Persecuted: A Review and Tim Keller on Suffering
News is an interesting word to me and maybe it is to you as well. Journalists claim to report the news and the New York Times famously quips that it prints all the news that is fit to print. In the book Persecuted by Paul Marshall, Lela Gilbert, and Nina Shea, the theme is described as this: “we will focus solely the suffering inflicted on people at least in part because they are Christians—suffering they would not have had to endure if they were not believers in Jesus,” (p. 18).
I chose to read this, in part, because I picked up the title during the Easter season and finished it on a day labeled ‘Good Friday’ intentionally because it’s a day where suffering gets some attention. The book is divided in to political sections singling out the communist and post-communist countries as well as countries who are primarily devoted to Muslim faith and practice. At one point, the authors state that they want to highlight that freedom of religion is freedom for all religions and that Christianity just happens to be the focus of this particular volume. As a reader, I am glad for the statement, but found the book to be a bit more prejudiced toward the usual suspects. In other words, human rights violaters abound in this book, but the focus is outside the West and therefore I fear it reinforces some stereotypes unnecessarily.
It’s hard to get excited about a book like this for two reasons. First, the way it’s written is akin to being an Operation World for the persecuted church. The flow goes geographically moreso than theologically or pragmatically and the emphasis is more political than spiritual. With that said, it’s sobering to read what following Jesus actually means in certain contexts. On p. 93, the authors are on to something when they state that “Christianity is also attacked because it is an evangelizing religion,” which is not something to skim over. Where Christians keep to themselves and seek not to be persuasive, no one cares, but Christians who truly seek to share their faith publicly and persuasively, persecution will come.
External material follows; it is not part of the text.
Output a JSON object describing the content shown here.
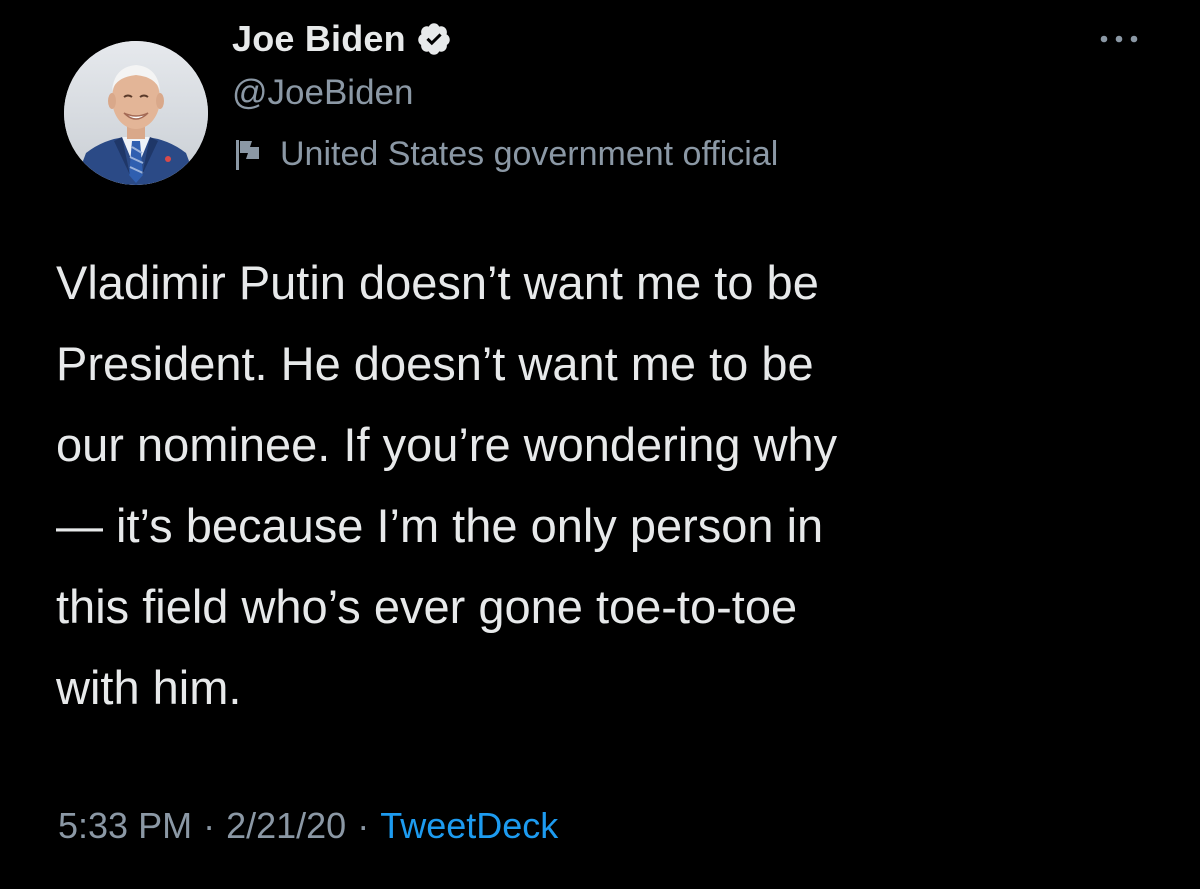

Jesus says that blessed are those who are persecuted and that’s a bit lost in this volume, though a strength is in its inclusiveness within the Christian faith. The authors even say, “the repression falls on every type of Christian—Protestants and Catholics, Eastern Orthodox and Oriental Orthodox, Methodists and Mennonites, Charismatics and Calvinists….” In other words, one of the few things that truly cuts across all denominational lines is suffering in this world and the understanding that evil is real. This book will humble, disturb, and provoke you, but will it move you to action or just sadden you, that’s my question? And one I am still wrestling with.
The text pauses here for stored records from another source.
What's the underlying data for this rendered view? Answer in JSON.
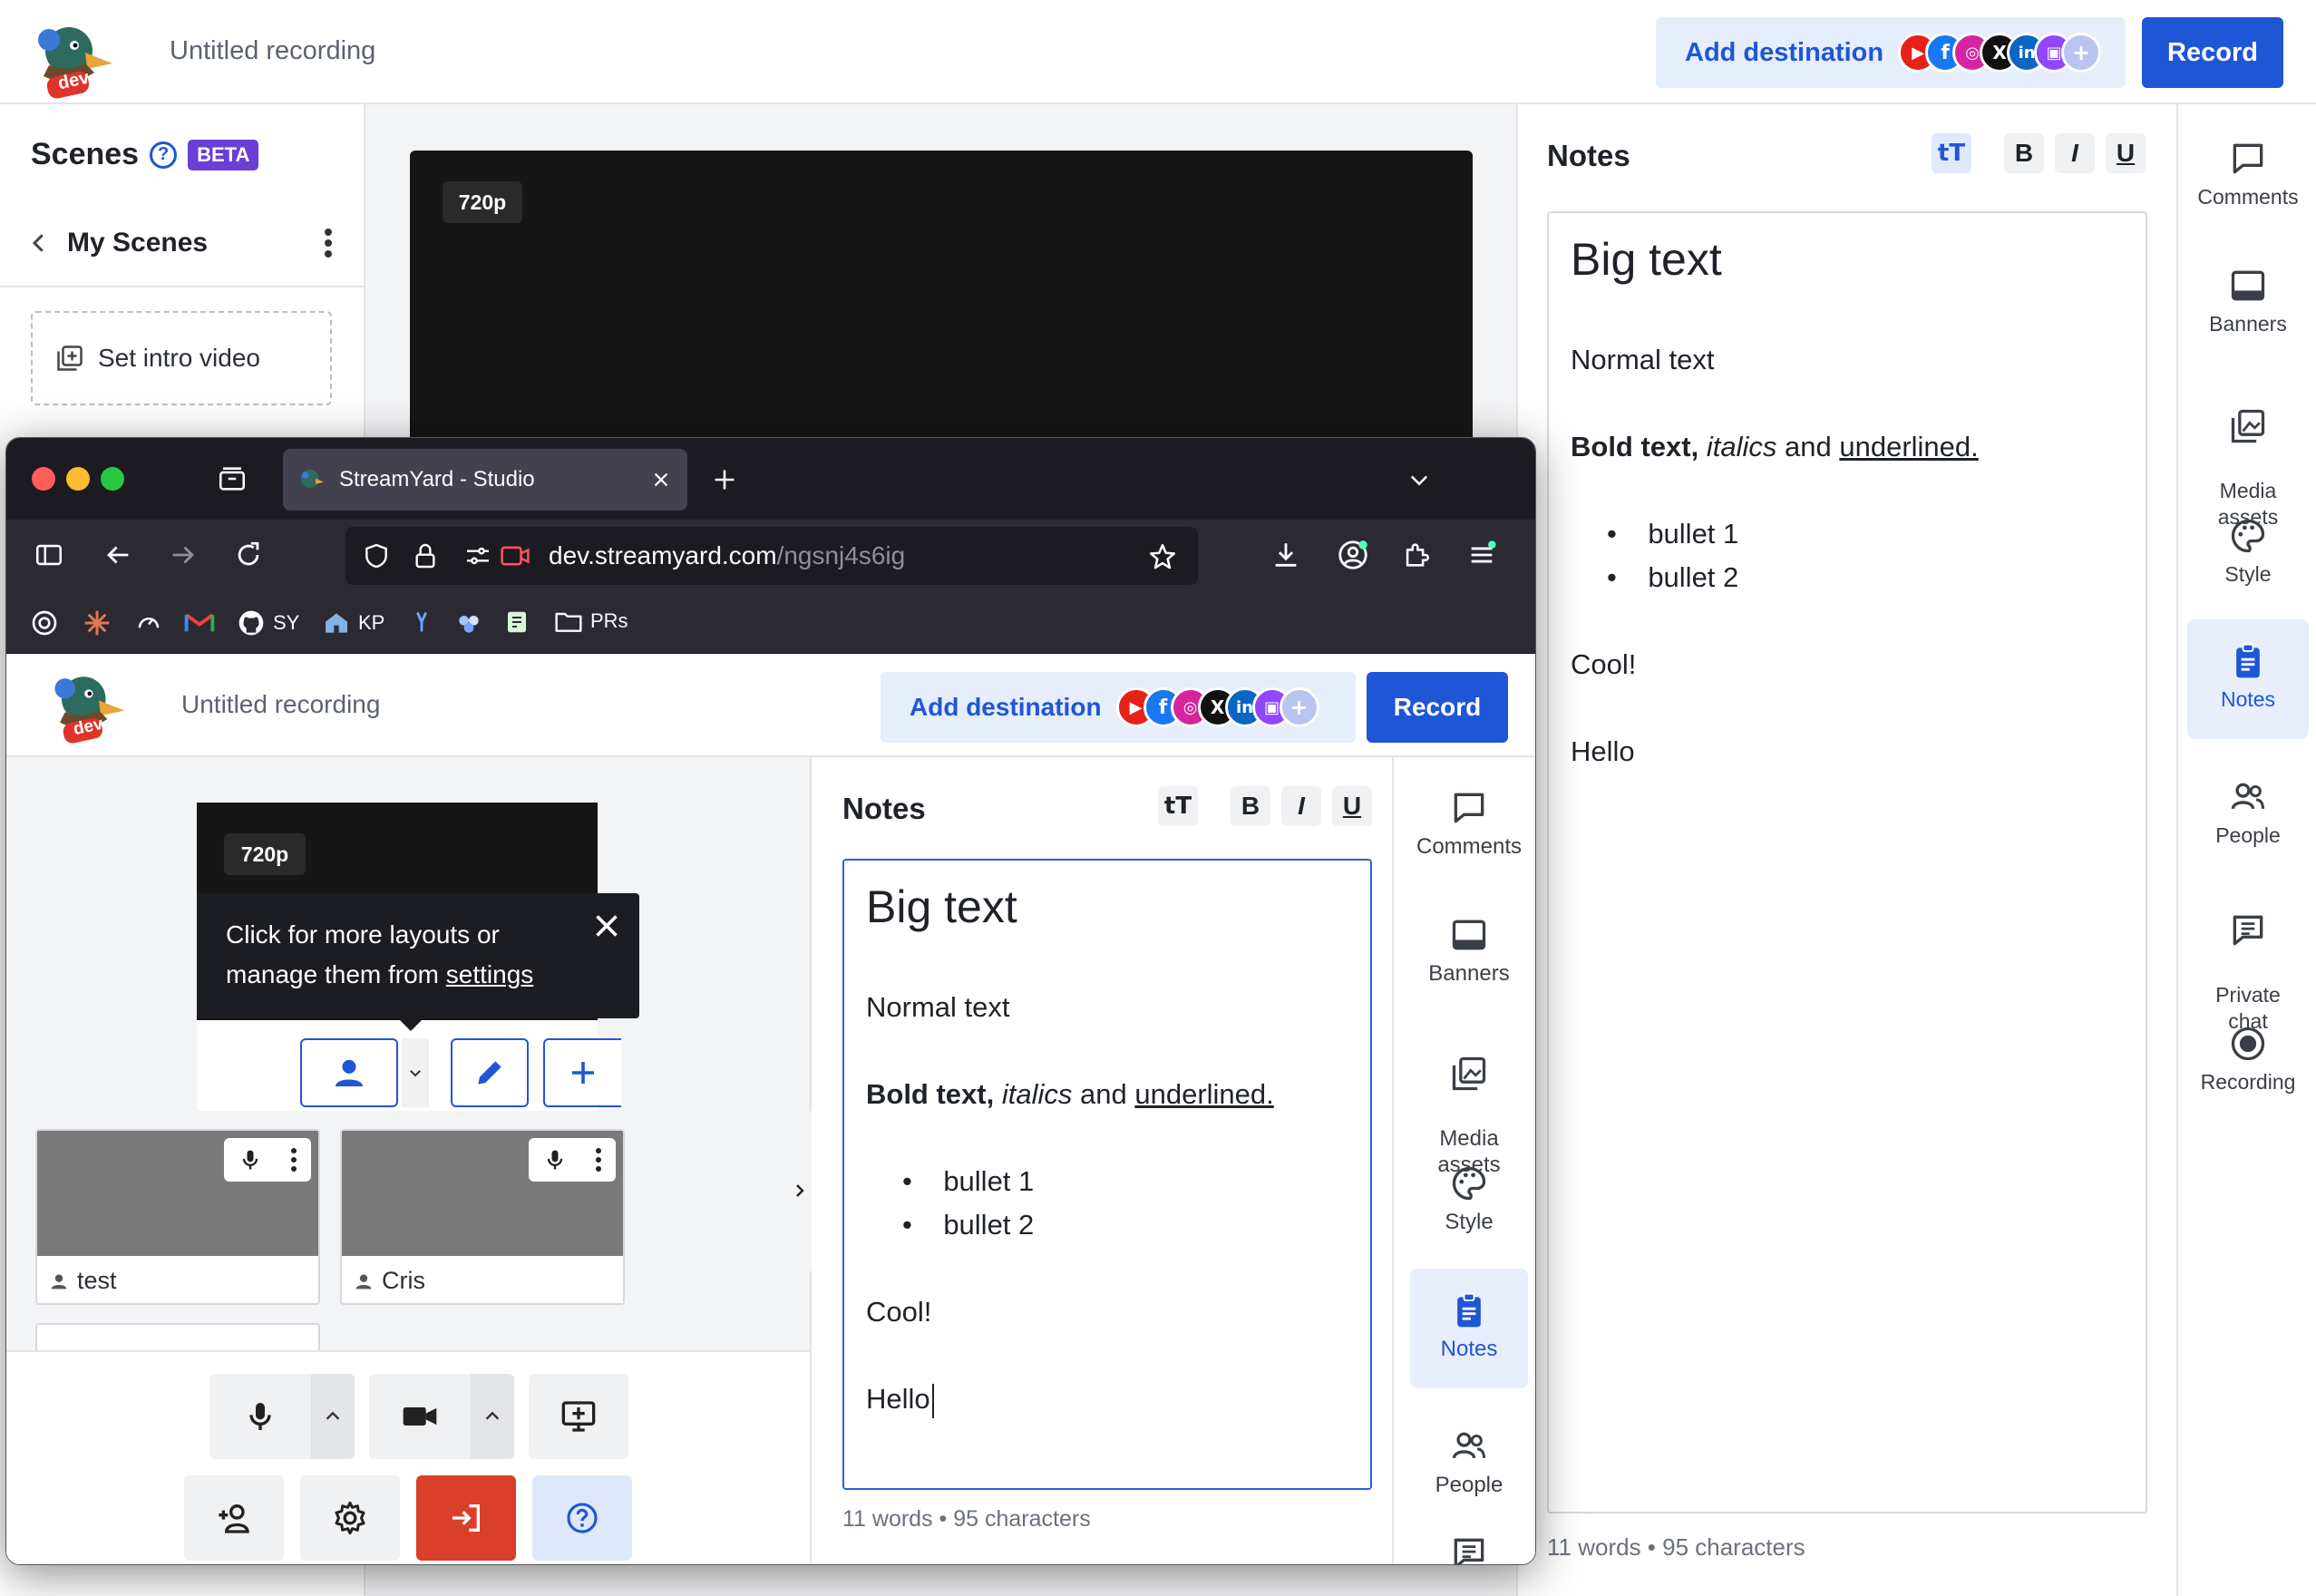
{
  "app": {
    "recording_title": "Untitled recording",
    "logo_badge": "dev",
    "add_destination_label": "Add destination",
    "record_label": "Record",
    "destinations": [
      "youtube-icon",
      "facebook-icon",
      "instagram-icon",
      "x-icon",
      "linkedin-icon",
      "twitch-icon",
      "plus-icon"
    ],
    "accent_color": "#1f56d6"
  },
  "scenes": {
    "title": "Scenes",
    "badge": "BETA",
    "group_name": "My Scenes",
    "intro_label": "Set intro video"
  },
  "stage": {
    "resolution": "720p"
  },
  "notes": {
    "title": "Notes",
    "format_buttons": [
      "tT",
      "B",
      "I",
      "U"
    ],
    "big_text": "Big text",
    "normal_text": "Normal text",
    "bold_part": "Bold text,",
    "italic_part": "italics",
    "and_word": "and",
    "underlined_part": "underlined.",
    "bullets": [
      "bullet 1",
      "bullet 2"
    ],
    "line_cool": "Cool!",
    "line_hello": "Hello",
    "counter": "11 words • 95 characters"
  },
  "rail": {
    "items": [
      {
        "label": "Comments",
        "icon": "comment-icon"
      },
      {
        "label": "Banners",
        "icon": "banner-icon"
      },
      {
        "label": "Media\nassets",
        "icon": "media-icon"
      },
      {
        "label": "Style",
        "icon": "palette-icon"
      },
      {
        "label": "Notes",
        "icon": "notes-icon"
      },
      {
        "label": "People",
        "icon": "people-icon"
      },
      {
        "label": "Private\nchat",
        "icon": "chat-icon"
      },
      {
        "label": "Recording",
        "icon": "record-icon"
      }
    ],
    "active": "Notes"
  },
  "browser": {
    "tab_title": "StreamYard - Studio",
    "url_domain": "dev.streamyard.com",
    "url_path": "/ngsnj4s6ig",
    "bookmarks": [
      "SY",
      "KP",
      "PRs"
    ]
  },
  "studio": {
    "tooltip_line1": "Click for more layouts or",
    "tooltip_line2": "manage them from ",
    "tooltip_link": "settings",
    "participants": [
      "test",
      "Cris"
    ]
  }
}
(note: I received a copy of this book free of charge from Thomas Nelson Publishing and the views expressed here are my own. I was not required to write a positive review. I am disclosing this in accordance with the Federal Trade Commission’s 16 CFR, Part 255)
Tim Keller helps us Make Sense of Suffering
In this clip below, Keller is asked about things like the Holocaust and the age old question, ‘How can God let some awful things happen?’ His reply is thoughtful and I believe important. First, it’s thoughtful because he asked to clarify the question, which is something many Christians forget to do. Secondly, it’s an important answer because we are all forced to deal with suffering in a certain context and in a way that first points the discussion at our own heart. In other words, do you know what you believe and why you believe it? Ideas really do have consequences.